Wendy Williams YouTube/Wendy Williams

During the Jan. 25 episode of "Hot Topic" segment of her "The Wendy Williams Show," the morning talk show host drew netizens' ire after defending singer R. Kelly and then later on claiming she's "sick of" the #MeToo movement. 

Netizens took to Twitter their anger after Williams said she is tired of the #MeToo movement — a popular online movement started by Tarana Burke that encourages women who had been victims of sexual abuse to speak up. This statement was made after she claimed that the victims of sexual abuse allegations against "I Believe I Can Fly" singer R. Kelly do not qualify as part of the #MeToo movement.

Williams started her segment talking about the grassroot campaign #MuteRKelly. The campaign has been specifically created for victims of Kelly with the aim of canceling his upcoming concerts and consequently, erasing him from the music industry. Kelly has been involved in sexual abuse scandals (with many of them involving underaged girls) for the most part of his music career, with the latest being about the sex cult he supposedly runs, according to an investigative story in Buzzfeed in July last year.

"So there's a grassroot movement to remove R. Kelly's music...or remove R. Kelly from the music industry forever," she said, adding, "What is this 10 years too late? Really?"

She, later on, added that #MuteRKelly is not going to work. "Black people aren't really good at protesting. Not since the King march...it's not going to work," she further claimed.

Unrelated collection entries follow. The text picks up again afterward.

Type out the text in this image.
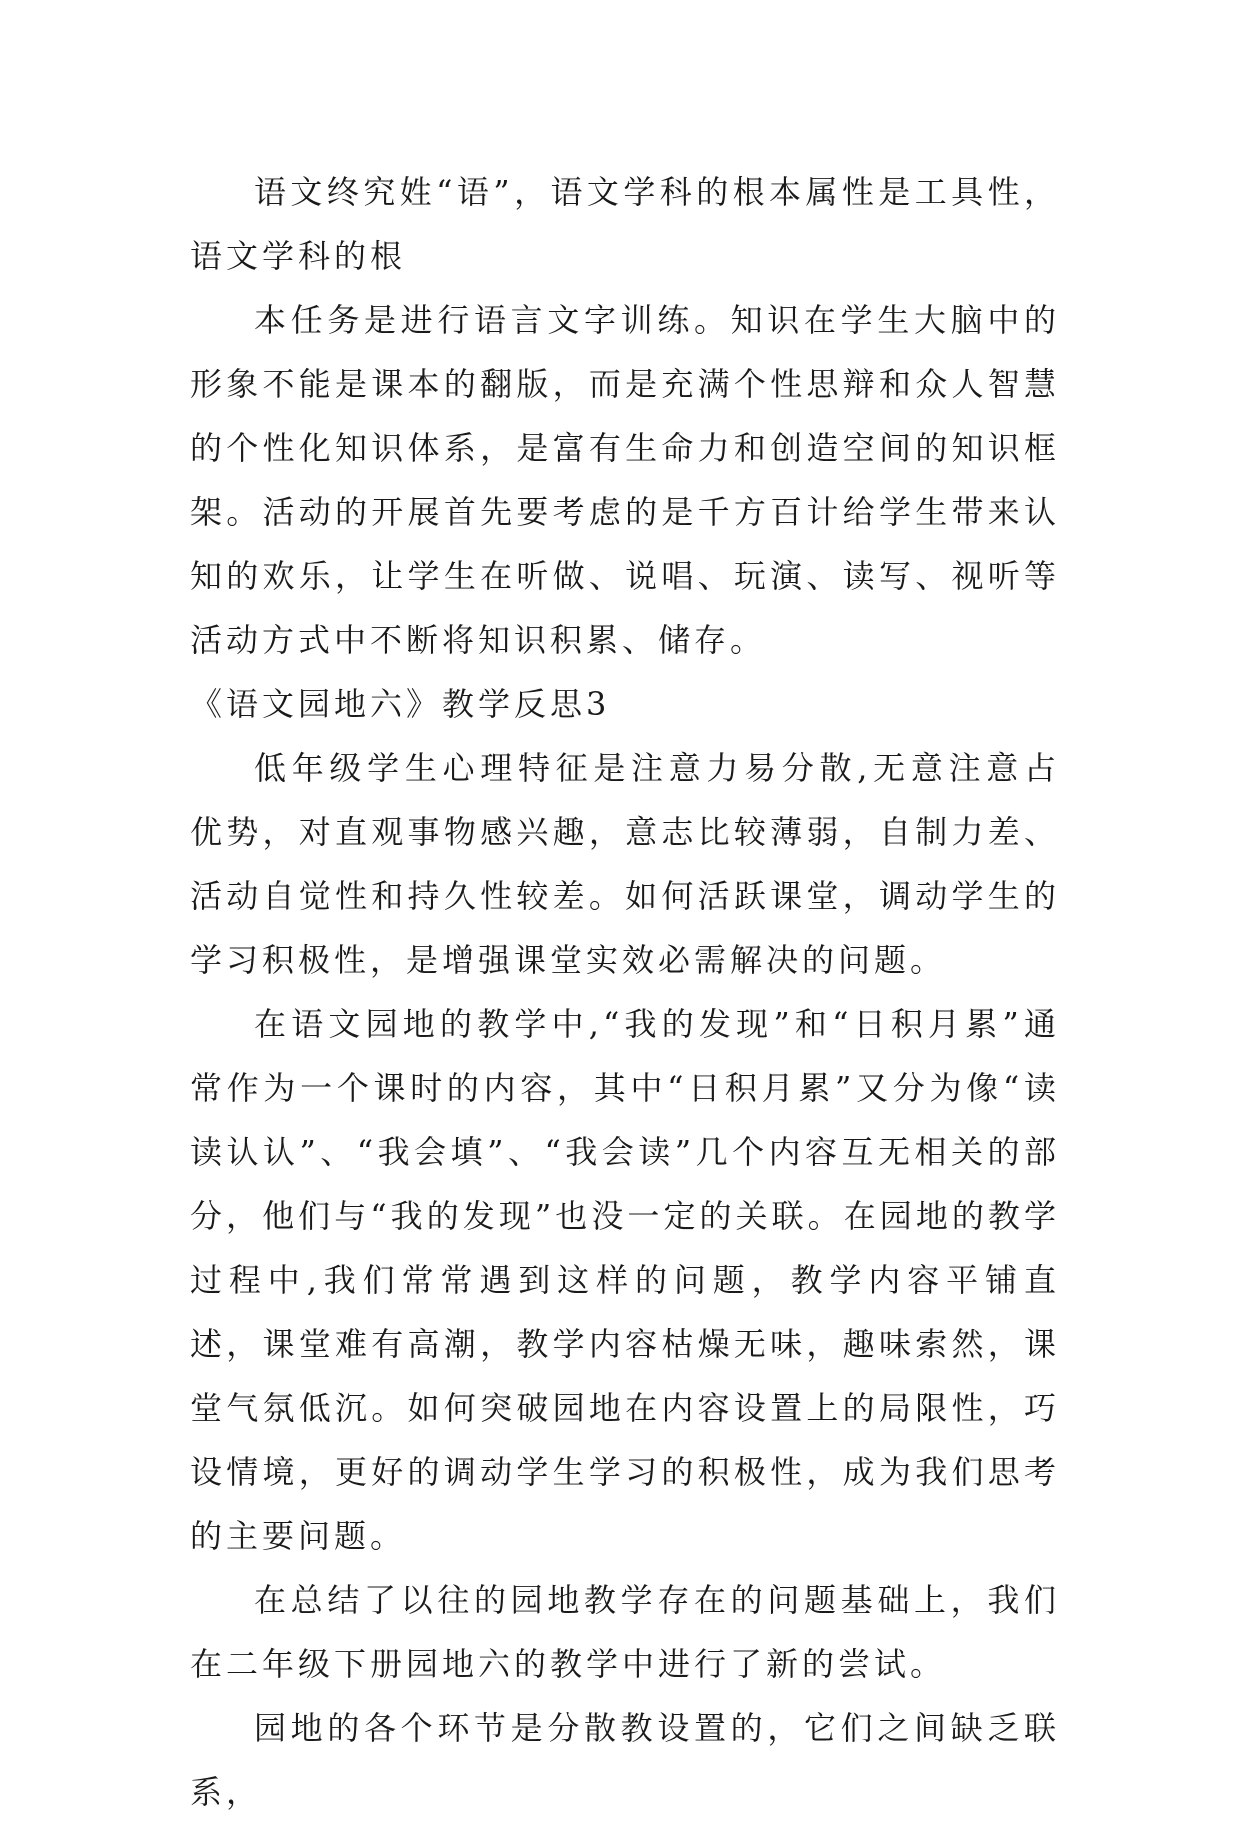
语文终究姓“语”，语文学科的根本属性是工具性，语文学科的根

本任务是进行语言文字训练。知识在学生大脑中的形象不能是课本的翻版，而是充满个性思辩和众人智慧的个性化知识体系，是富有生命力和创造空间的知识框架。活动的开展首先要考虑的是千方百计给学生带来认知的欢乐，让学生在听做、说唱、玩演、读写、视听等活动方式中不断将知识积累、储存。

《语文园地六》教学反思3

低年级学生心理特征是注意力易分散,无意注意占优势，对直观事物感兴趣，意志比较薄弱，自制力差、活动自觉性和持久性较差。如何活跃课堂，调动学生的学习积极性，是增强课堂实效必需解决的问题。

在语文园地的教学中,“我的发现”和“日积月累”通常作为一个课时的内容，其中“日积月累”又分为像“读读认认”、“我会填”、“我会读”几个内容互无相关的部分，他们与“我的发现”也没一定的关联。在园地的教学过程中,我们常常遇到这样的问题，教学内容平铺直述，课堂难有高潮，教学内容枯燥无味，趣味索然，课堂气氛低沉。如何突破园地在内容设置上的局限性，巧设情境，更好的调动学生学习的积极性，成为我们思考的主要问题。

在总结了以往的园地教学存在的问题基础上，我们在二年级下册园地六的教学中进行了新的尝试。

园地的各个环节是分散教设置的，它们之间缺乏联系，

Williams also talked about Kelly's previous marriage with his former protégé, Aaliyah, whom he had married at the age of 15. She said, "R. Kelly wasn't a 'Me Too.' Aaliyah voluntarily married him when she was 15 years old. Her parents voluntarily let her do it." Contrary to what she said, however, Rolling Stones, published an article stating that Kelly and Aaliyah lied about her age in the marriage certificate and that her parents were not aware of them doing so.

She continued to talk about Kelly's sex tape with a minor, defending the singer in the process. She said that the underage girl in the video "let it go down." Not long after, she remarked that Kelly's underage victims and their parents are to blame for why the sexual abuses they are alleging him of happened.

Williams ended her discussion by saying, "I'm sick of this #MeToo movement...I love that people are speaking up for the first time and coming out and everything but now it's got...I look at all men like, 'You're a #MeToo.' All of 'em, all of 'em, which is not fair."